When analyzing the performance of a given m-Health service, in addition to considering technical parameters, there is a need to consider the acceptance, perceived service quality, and overall user experience from the end user point of view (e.g., healthcare professional, patient). A study conducted by Broens et al. (2007a), which was focused on identifying the key determinants influencing successful implementation of telemedicine services, reported user acceptance as being the most common determinant (reported in 37% of studied telemedicine implementations). Studied works showed that the involvement of patients and professionals in the service requirements analysis and the design process is crucial in order to fit such services into users’ daily work practices. Among the general requirements of pervasive healthcare, Varshney (2007) listed “the usability, reliability and functions of a patient’s device, portable or wearable”. In line with these findings, a report issued by the UN Foundation-Vodafone Foundation Partnership (Vital Wave Consulting, 2009) lists the key building blocks of structuring successful m-Health initiatives, among which they identify service design that keeps the end user in mind, focusing on usability (ease of use).

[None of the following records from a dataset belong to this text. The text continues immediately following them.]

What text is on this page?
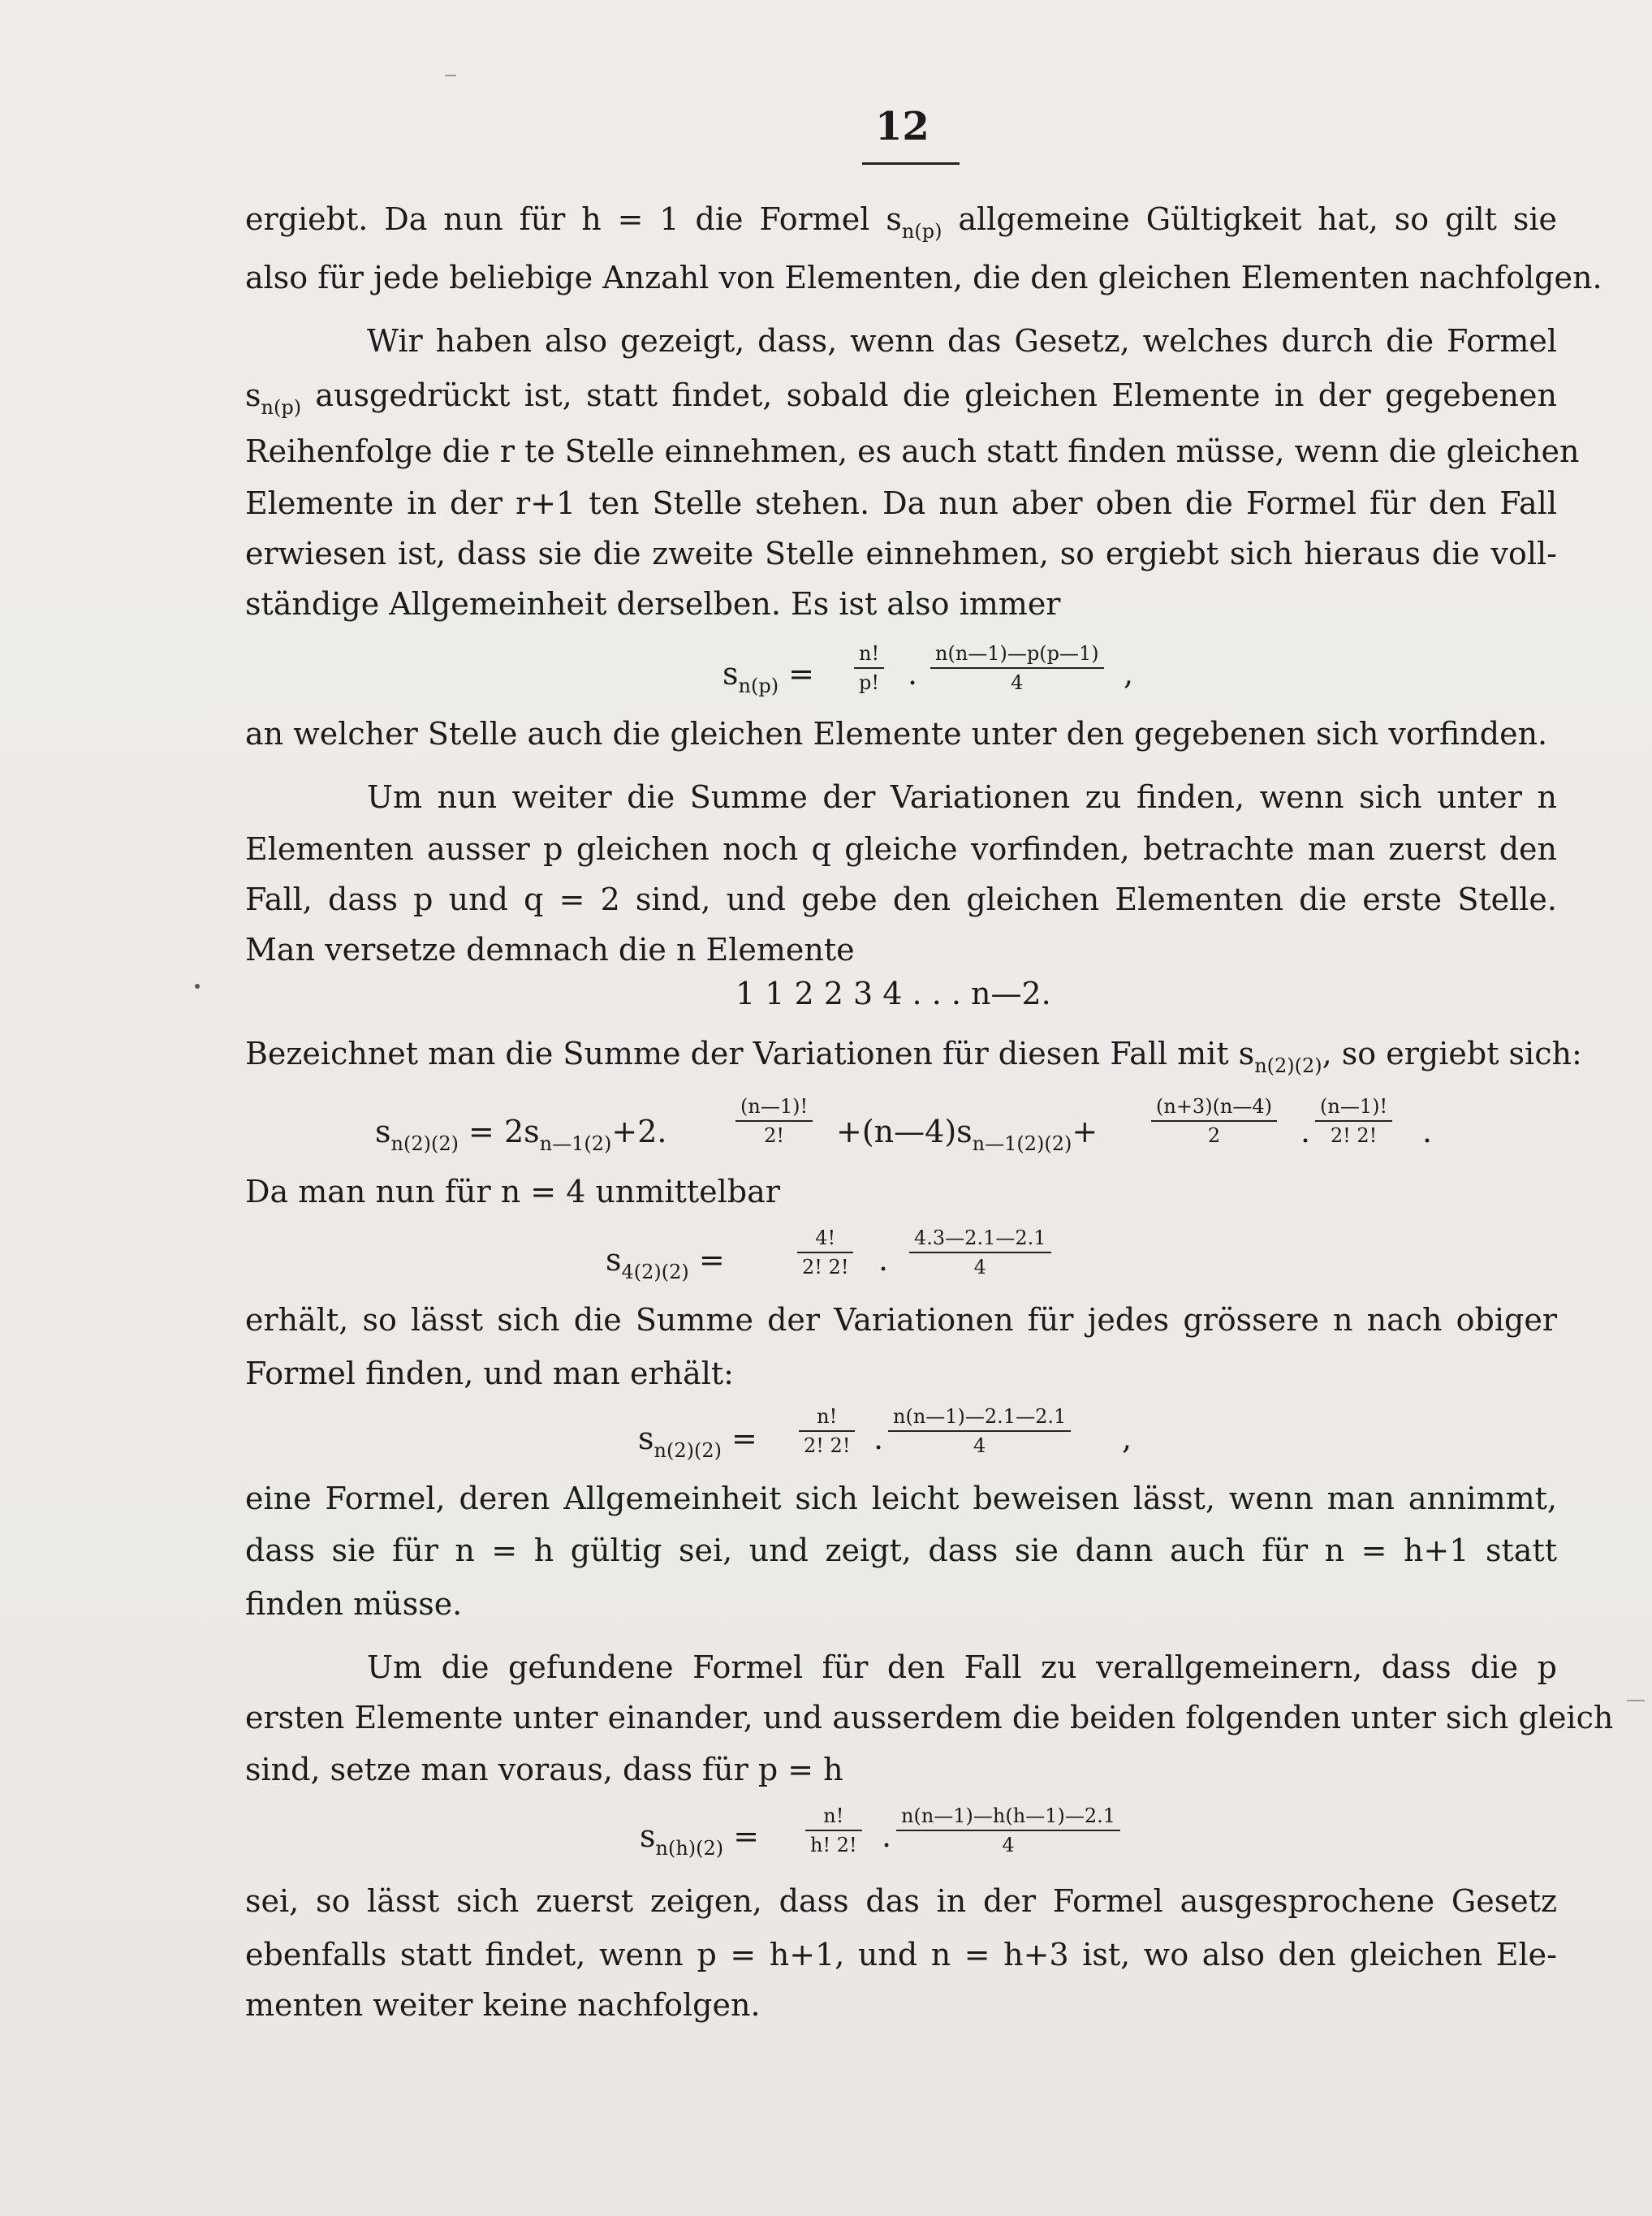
12
ergiebt. Da nun für h = 1 die Formel $s_{n(p)}$ allgemeine Gültigkeit hat, so gilt sie
also für jede beliebige Anzahl von Elementen, die den gleichen Elementen nachfolgen.
Wir haben also gezeigt, dass, wenn das Gesetz, welches durch die Formel
$s_{n(p)}$ ausgedrückt ist, statt findet, sobald die gleichen Elemente in der gegebenen
Reihenfolge die r te Stelle einnehmen, es auch statt finden müsse, wenn die gleichen
Elemente in der r+1 ten Stelle stehen. Da nun aber oben die Formel für den Fall
erwiesen ist, dass sie die zweite Stelle einnehmen, so ergiebt sich hieraus die voll-
ständige Allgemeinheit derselben. Es ist also immer
$s_{n(p)}$ =
n!
p! .
n(n—1)—p(p—1)
4	,
an welcher Stelle auch die gleichen Elemente unter den gegebenen sich vorfinden.
Um nun weiter die Summe der Variationen zu finden, wenn sich unter n
Elementen ausser p gleichen noch q gleiche vorfinden, betrachte man zuerst den
Fall, dass p und q = 2 sind, und gebe den gleichen Elementen die erste Stelle.
Man versetze demnach die n Elemente
1 1 2 2 3 4 . . . n—2.
Bezeichnet man die Summe der Variationen für diesen Fall mit $s_{n(2)(2)}$, so ergiebt sich:
$s_{n(2)(2)} = 2s_{n—1(2)}+2$.
(n—1)!
2! $+(n—4)s_{n—1(2)(2)}+$
(n+3)(n—4)
2	.
(n—1)!
2! 2! .
Da man nun für n = 4 unmittelbar
$s_{4(2)(2)}$ =
4!
2! 2! .
4.3—2.1—2.1
4
erhält, so lässt sich die Summe der Variationen für jedes grössere n nach obiger
Formel finden, und man erhält:
$s_{n(2)(2)}$ =
n!
2! 2! .
n(n—1)—2.1—2.1
4	,
eine Formel, deren Allgemeinheit sich leicht beweisen lässt, wenn man annimmt,
dass sie für n = h gültig sei, und zeigt, dass sie dann auch für n = h+1 statt
finden müsse.
Um die gefundene Formel für den Fall zu verallgemeinern, dass die p
ersten Elemente unter einander, und ausserdem die beiden folgenden unter sich gleich
sind, setze man voraus, dass für p = h
$s_{n(h)(2)}$ =
n!
h! 2! .
n(n—1)—h(h—1)—2.1
4
sei, so lässt sich zuerst zeigen, dass das in der Formel ausgesprochene Gesetz
ebenfalls statt findet, wenn p = h+1, und n = h+3 ist, wo also den gleichen Ele-
menten weiter keine nachfolgen.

In general, the subjective end user perception of the overall acceptability of an application or service has been referred to in literature as Quality of Experience (QoE) (ITU-T, 2008). More recently, a user’s QoE has been defined as resulting from “the fulfilment of his or her expectations with respect to the utility and / or enjoyment of the application or service in light of the user’s personality and current state” (Le Callet et al., 2013). While often highly dependent on technical Quality of Service (QoS) linked to performance parameters, QoE extends the notion of QoS by additionally considering the impact of user- and context-related factors on a user’s subjective quality assessment. Hence, the field of QoE deals with studying and quantifying the impact of a wide range of factors on user perceived QoE. QoE may also be related to the user experience (UX) field, whereby even though the origins are different (UX stems from the field of human-computer interaction (HCI) and QoE from the field of telecommunications), there is a clear overlap in the theoretical principles.